El encargado de Negocios de la Unión Europea en Buenos Aires, Matthias Jorghensen, ratificó que ese bloque y Argentina "son socios en el deseo" del éxito de la ronda Doha de la Organización Mundial del Comercio (OMC). Sin embargo, una treintena de embajadores y el director ejecutivo del organismo, Pascal Lamy, decidieron suspender un encuentro ministerial que debía avanzar en la negociación.

Los representantes de los países reconocieron en Ginebra que no lograrían respetar la fecha del 30 de abril fijada anteriormente para llegar a un acuerdo sobre la baja de aranceles aplicados a los productos agrícolas e industriales.

Jorghensen dijo que Argentina y la Unión Europea "apoyan un sistema multilateral sólido y que funcione bien". Una reunión del conjunto de países miembros se prevé para el lunes en Ginebra para decidir qué hacer tras este nuevo fracaso del ciclo de negociaciones de Doha, iniciado en 2001. Según fuentes diplomáticas argentinas, un nuevo encuentro ministerial podría agendarse para julio.

La Unión Europea aspira a convalidar su nueva Política Agropecuaria Común, que prevé una moderada rebaja de sus subsidios internos, obtener derechos de denominación geográfica y lograr que las reducciones de aranceles a productos agrícolas sea de sólo el 39 por ciento promedio.

Argentina, en cambio, sostiene que la reducción tarifaria para productos agropecuarios debe ser de entre el 55 al 60 por ciento promedio y que debe ser superior a las reducciones en el campo de productos industriales.

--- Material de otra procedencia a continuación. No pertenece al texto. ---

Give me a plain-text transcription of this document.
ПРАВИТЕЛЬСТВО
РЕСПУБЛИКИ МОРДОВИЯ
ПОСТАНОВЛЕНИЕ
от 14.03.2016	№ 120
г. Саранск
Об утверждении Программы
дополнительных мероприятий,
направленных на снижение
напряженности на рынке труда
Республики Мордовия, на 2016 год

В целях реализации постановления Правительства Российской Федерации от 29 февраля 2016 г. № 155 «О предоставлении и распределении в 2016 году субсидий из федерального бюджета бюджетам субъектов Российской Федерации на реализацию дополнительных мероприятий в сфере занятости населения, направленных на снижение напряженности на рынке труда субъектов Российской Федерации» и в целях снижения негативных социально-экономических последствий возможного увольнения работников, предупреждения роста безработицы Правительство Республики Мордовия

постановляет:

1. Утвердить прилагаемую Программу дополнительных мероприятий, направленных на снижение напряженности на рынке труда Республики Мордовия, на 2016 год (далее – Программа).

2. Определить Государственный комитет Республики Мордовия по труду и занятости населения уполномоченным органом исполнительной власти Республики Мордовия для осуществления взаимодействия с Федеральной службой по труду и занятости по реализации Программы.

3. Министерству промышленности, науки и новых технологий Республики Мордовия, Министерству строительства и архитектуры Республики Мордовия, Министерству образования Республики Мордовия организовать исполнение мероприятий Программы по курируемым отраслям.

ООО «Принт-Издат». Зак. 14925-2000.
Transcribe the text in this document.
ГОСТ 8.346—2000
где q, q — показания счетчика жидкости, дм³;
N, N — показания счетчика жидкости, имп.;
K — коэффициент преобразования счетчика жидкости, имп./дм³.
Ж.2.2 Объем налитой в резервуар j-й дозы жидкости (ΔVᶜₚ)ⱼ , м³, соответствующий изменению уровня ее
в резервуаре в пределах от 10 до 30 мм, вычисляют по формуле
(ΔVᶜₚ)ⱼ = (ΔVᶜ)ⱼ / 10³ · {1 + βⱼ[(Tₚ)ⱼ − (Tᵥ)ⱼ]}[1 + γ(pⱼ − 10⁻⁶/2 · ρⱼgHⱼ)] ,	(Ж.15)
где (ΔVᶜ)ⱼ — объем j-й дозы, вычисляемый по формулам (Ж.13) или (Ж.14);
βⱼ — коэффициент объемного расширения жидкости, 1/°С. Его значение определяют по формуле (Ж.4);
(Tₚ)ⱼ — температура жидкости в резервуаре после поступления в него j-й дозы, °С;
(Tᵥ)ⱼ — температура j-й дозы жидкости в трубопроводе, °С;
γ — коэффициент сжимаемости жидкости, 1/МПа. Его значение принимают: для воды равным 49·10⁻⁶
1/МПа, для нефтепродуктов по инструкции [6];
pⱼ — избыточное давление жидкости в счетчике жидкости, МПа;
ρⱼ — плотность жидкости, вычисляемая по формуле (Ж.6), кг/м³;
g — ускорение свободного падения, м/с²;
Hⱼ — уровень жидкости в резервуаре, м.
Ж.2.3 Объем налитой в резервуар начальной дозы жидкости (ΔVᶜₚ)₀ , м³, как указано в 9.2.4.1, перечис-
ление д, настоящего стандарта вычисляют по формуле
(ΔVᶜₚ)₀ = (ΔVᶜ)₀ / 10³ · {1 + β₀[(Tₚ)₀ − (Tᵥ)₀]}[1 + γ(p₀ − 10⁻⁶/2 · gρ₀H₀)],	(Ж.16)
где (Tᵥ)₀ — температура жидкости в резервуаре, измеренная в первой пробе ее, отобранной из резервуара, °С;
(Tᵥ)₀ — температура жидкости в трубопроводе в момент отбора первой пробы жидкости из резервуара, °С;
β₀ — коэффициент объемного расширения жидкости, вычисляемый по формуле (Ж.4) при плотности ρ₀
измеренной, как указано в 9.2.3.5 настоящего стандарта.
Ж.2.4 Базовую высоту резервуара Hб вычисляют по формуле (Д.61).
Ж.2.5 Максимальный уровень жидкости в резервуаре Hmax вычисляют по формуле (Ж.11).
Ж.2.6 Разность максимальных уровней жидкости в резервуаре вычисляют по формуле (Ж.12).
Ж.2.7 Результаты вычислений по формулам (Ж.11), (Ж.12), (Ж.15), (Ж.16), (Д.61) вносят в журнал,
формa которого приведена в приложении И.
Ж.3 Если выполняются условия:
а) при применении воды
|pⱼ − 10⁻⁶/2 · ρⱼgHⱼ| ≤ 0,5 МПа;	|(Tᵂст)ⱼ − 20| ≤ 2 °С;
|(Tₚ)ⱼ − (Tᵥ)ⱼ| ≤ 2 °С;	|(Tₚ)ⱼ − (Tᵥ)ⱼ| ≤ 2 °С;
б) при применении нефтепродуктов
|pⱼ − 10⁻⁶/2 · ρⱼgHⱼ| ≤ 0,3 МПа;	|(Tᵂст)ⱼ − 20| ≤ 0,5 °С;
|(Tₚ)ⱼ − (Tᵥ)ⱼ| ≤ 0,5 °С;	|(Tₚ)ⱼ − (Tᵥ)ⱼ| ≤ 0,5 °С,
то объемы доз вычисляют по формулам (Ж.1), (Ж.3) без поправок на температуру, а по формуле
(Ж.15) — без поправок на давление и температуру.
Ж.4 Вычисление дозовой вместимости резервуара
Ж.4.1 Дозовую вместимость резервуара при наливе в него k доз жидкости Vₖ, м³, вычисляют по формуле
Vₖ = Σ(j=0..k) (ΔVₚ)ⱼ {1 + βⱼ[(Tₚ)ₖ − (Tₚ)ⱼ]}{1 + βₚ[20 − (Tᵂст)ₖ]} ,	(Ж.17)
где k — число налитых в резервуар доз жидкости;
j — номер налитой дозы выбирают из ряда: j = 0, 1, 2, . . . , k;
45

Estados Unidos ha presentado una oferta que se concentra en rebajas arancelarias fuertes, del orden del 90 por ciento, pero no se muestra dispuesto a eliminar sustancialmente sus incentivos internos.

La OMC tendrá que resolver la ronda Doha antes del 31 diciembre de este año, fecha en que expira la autoridad de promoción de comercio que el Congreso de Estados Unidos le otorgó al presidente George Bush. Más allá de ese plazo, se considera imposible la firma de un acuerdo multilateral.